The core benefit of Customer Journey Mapping is to develop an achievable plan to improve customer experience. Of course, you could just conduct a normal planning session, set some priorities, and call it a day. The act, however, of walking through the Journey Mapping process is worth the time and extra effort. There are four key benefits of Customer Journey Mapping:
1. Customer Journey Mapping helps you better understand your customers.
Empathy is a powerful human emotion, one that is known to increase helping behaviors. Customer Journey Mapping asks business leaders, normally tasked with thinking primarily about business operations, to “walk in the customer’s shoes” and consider how the customer feels about their interactions with the company. This act of empathizing with the customer makes it easier to shift out of internal process mode and into thinking about how the company could be doing a better job of delivering value to customers.
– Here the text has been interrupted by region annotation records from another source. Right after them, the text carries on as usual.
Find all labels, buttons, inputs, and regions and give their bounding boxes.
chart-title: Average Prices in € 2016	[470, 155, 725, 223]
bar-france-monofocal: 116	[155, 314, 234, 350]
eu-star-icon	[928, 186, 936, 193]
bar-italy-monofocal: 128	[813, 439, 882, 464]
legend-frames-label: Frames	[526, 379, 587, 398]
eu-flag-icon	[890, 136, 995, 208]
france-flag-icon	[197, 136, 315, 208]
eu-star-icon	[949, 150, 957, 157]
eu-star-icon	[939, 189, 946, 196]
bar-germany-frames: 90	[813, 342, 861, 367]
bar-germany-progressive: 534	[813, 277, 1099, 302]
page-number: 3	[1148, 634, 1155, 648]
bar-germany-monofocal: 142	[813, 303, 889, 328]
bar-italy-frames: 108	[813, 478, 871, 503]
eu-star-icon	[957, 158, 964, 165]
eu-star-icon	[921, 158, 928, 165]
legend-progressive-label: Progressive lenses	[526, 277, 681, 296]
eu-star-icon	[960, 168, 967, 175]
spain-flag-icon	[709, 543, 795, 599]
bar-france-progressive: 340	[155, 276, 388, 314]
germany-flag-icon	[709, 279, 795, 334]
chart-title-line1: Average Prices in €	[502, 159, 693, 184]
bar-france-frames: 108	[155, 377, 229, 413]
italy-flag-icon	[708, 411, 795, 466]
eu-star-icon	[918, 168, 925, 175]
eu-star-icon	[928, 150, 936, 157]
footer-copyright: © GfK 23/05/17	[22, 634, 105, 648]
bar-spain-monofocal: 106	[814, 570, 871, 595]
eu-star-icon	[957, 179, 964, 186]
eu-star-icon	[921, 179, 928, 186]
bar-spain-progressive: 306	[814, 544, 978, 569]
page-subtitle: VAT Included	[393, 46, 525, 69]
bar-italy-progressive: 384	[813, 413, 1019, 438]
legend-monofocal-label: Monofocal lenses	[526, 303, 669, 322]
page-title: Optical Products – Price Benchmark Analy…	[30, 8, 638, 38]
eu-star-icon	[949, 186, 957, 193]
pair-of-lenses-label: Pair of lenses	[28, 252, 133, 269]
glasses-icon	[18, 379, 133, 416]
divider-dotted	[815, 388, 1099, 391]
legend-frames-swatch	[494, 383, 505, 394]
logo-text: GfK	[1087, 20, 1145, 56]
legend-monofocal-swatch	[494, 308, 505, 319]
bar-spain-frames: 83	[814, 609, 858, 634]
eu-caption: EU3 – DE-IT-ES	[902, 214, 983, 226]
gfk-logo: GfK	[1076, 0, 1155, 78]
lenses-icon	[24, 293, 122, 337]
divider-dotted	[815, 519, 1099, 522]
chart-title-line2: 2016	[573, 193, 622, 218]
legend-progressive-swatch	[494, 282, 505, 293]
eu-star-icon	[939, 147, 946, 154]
2. Identifying operational inefficiencies can be a quick win for customer experience leaders.
There’s often an assumption that fixing the customer experience (CX) will be expensive for the company. Quite often, however, during the Customer Journey Mapping process we will identify things the company is doing that are time consuming for employees or expensive to do and yet failing to add meaning to the customer relationship. Removing these inefficiencies not only improves customer experience, they also save the company money.
3. Customer Journey Mapping helps everyone understand issues and address them.
Perhaps nothing is more vital to the success of your CX vision than leaders aligned around the vision. Working on the Customer Journey Map together ensures that the individuals most capable of solving customers’ problems will be on the same page about what these problems are and the best approach to fixing them. This “silo-busting” activity encourages the cross-departmental coordination needed to fix the customer experience.
4. Customer Journey Mapping helps you discover opportunities.
But Customer Journey Mapping is more than identifying breakpoints and rallying the troops, it’s also a valuable tool to identify areas in which you can differentiate your customer experience. Siegal & Gale's 2011 Global Brand Simplicity Index found that 82% of people globally are more likely to recommend a simpler brand. Customer Journey Mapping ensures you are giving the extra time, thought, and effort so that your customers don’t have to.
Finally, it’s important to remember that the ultimate goal of Customer Journey Mapping is not to end up with a pretty output, or spend a few hours with your colleagues talking about the customer experience. Every Customer Journey Mapping session should end with clear direction on what is happening next and who is responsible for making that happen. The most value from Customer Journey Mapping will not be derived from the Journey Map itself, but from the actions that follow.